Одно время, Артему Салтанову приходилось работать на Костю Пуха. Пух был худоват, можно сказать даже тощий на вид, наверно, поэтому и кличка соответствовала его облику. Освободившись из мест заключения, он принялся торговать оптом водкой. Схема была не сложная: на пивзавод или виноводочный поставлял спирт, оплачивая только услугу розлива, взамен получал колоссальные прибыли, а такие как Артем переправляли «русскую» или «пшеничную» через кордон в Ростов, хотя находились смельчаки и в Москву отогнать. Московская наценка отличалась от ростовской, но требовала большего транспорта. Очередь к владельцам грузовиков выстраивалась за месяц вперед.
– Не отвезешь меня в ателье, Тема? – спросил как-то Пух, когда Артем грузил на складе, в «каблучок» несколько ящиков водки. – Годовщина фирмы намечается, я решил костюмчик пошить, братва поздравлять приедет.
Артем не осмелился отказать в просьбе этого не приятного, скверного человека, от которого зависела цена на алкогольную продукцию.

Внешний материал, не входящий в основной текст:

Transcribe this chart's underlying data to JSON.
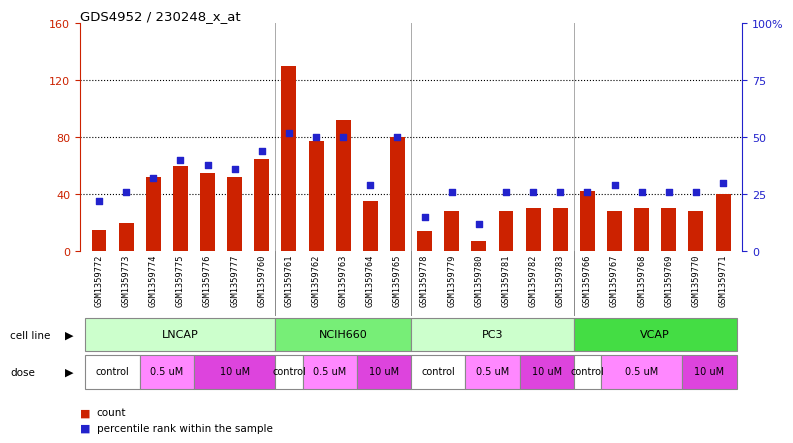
{
  "title": "GDS4952 / 230248_x_at",
  "samples": [
    "GSM1359772",
    "GSM1359773",
    "GSM1359774",
    "GSM1359775",
    "GSM1359776",
    "GSM1359777",
    "GSM1359760",
    "GSM1359761",
    "GSM1359762",
    "GSM1359763",
    "GSM1359764",
    "GSM1359765",
    "GSM1359778",
    "GSM1359779",
    "GSM1359780",
    "GSM1359781",
    "GSM1359782",
    "GSM1359783",
    "GSM1359766",
    "GSM1359767",
    "GSM1359768",
    "GSM1359769",
    "GSM1359770",
    "GSM1359771"
  ],
  "counts": [
    15,
    20,
    52,
    60,
    55,
    52,
    65,
    130,
    77,
    92,
    35,
    80,
    14,
    28,
    7,
    28,
    30,
    30,
    42,
    28,
    30,
    30,
    28,
    40
  ],
  "percentiles": [
    22,
    26,
    32,
    40,
    38,
    36,
    44,
    52,
    50,
    50,
    29,
    50,
    15,
    26,
    12,
    26,
    26,
    26,
    26,
    29,
    26,
    26,
    26,
    30
  ],
  "cell_lines": [
    {
      "name": "LNCAP",
      "start": 0,
      "end": 7,
      "color": "#ccffcc"
    },
    {
      "name": "NCIH660",
      "start": 7,
      "end": 12,
      "color": "#77ee77"
    },
    {
      "name": "PC3",
      "start": 12,
      "end": 18,
      "color": "#ccffcc"
    },
    {
      "name": "VCAP",
      "start": 18,
      "end": 24,
      "color": "#44dd44"
    }
  ],
  "doses": [
    {
      "label": "control",
      "start": 0,
      "end": 2,
      "color": "#ffffff"
    },
    {
      "label": "0.5 uM",
      "start": 2,
      "end": 4,
      "color": "#ff88ff"
    },
    {
      "label": "10 uM",
      "start": 4,
      "end": 7,
      "color": "#dd44dd"
    },
    {
      "label": "control",
      "start": 7,
      "end": 8,
      "color": "#ffffff"
    },
    {
      "label": "0.5 uM",
      "start": 8,
      "end": 10,
      "color": "#ff88ff"
    },
    {
      "label": "10 uM",
      "start": 10,
      "end": 12,
      "color": "#dd44dd"
    },
    {
      "label": "control",
      "start": 12,
      "end": 14,
      "color": "#ffffff"
    },
    {
      "label": "0.5 uM",
      "start": 14,
      "end": 16,
      "color": "#ff88ff"
    },
    {
      "label": "10 uM",
      "start": 16,
      "end": 18,
      "color": "#dd44dd"
    },
    {
      "label": "control",
      "start": 18,
      "end": 19,
      "color": "#ffffff"
    },
    {
      "label": "0.5 uM",
      "start": 19,
      "end": 22,
      "color": "#ff88ff"
    },
    {
      "label": "10 uM",
      "start": 22,
      "end": 24,
      "color": "#dd44dd"
    }
  ],
  "bar_color": "#cc2200",
  "dot_color": "#2222cc",
  "left_ylim": [
    0,
    160
  ],
  "right_ylim": [
    0,
    100
  ],
  "left_yticks": [
    0,
    40,
    80,
    120,
    160
  ],
  "right_yticks": [
    0,
    25,
    50,
    75,
    100
  ],
  "right_yticklabels": [
    "0",
    "25",
    "50",
    "75",
    "100%"
  ],
  "hgrid_vals": [
    40,
    80,
    120
  ],
  "xlabel_bg": "#cccccc",
  "cell_line_border": "#888888",
  "dose_border": "#888888"
}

«Пирожок» остановился у здания пошивочной мастерской, в памяти Артема нахлынули воспоминания. На том месте, где находилось ателье, ещё несколько лет назад стояло поле, принадлежало оно местному аэроклубу. По траве взмывали в небо кукурузники и планеры. В выходные дни небо покрывалось темными точками от парашютов; проводились соревнования по воздушным видам спорта. Иногда, в поле, паслись стада лошадей, без которых не могли обойтись местные предприятия, но строительство микрорайона заставило перенести аэродром в Моспино, лошадей тоже не стало.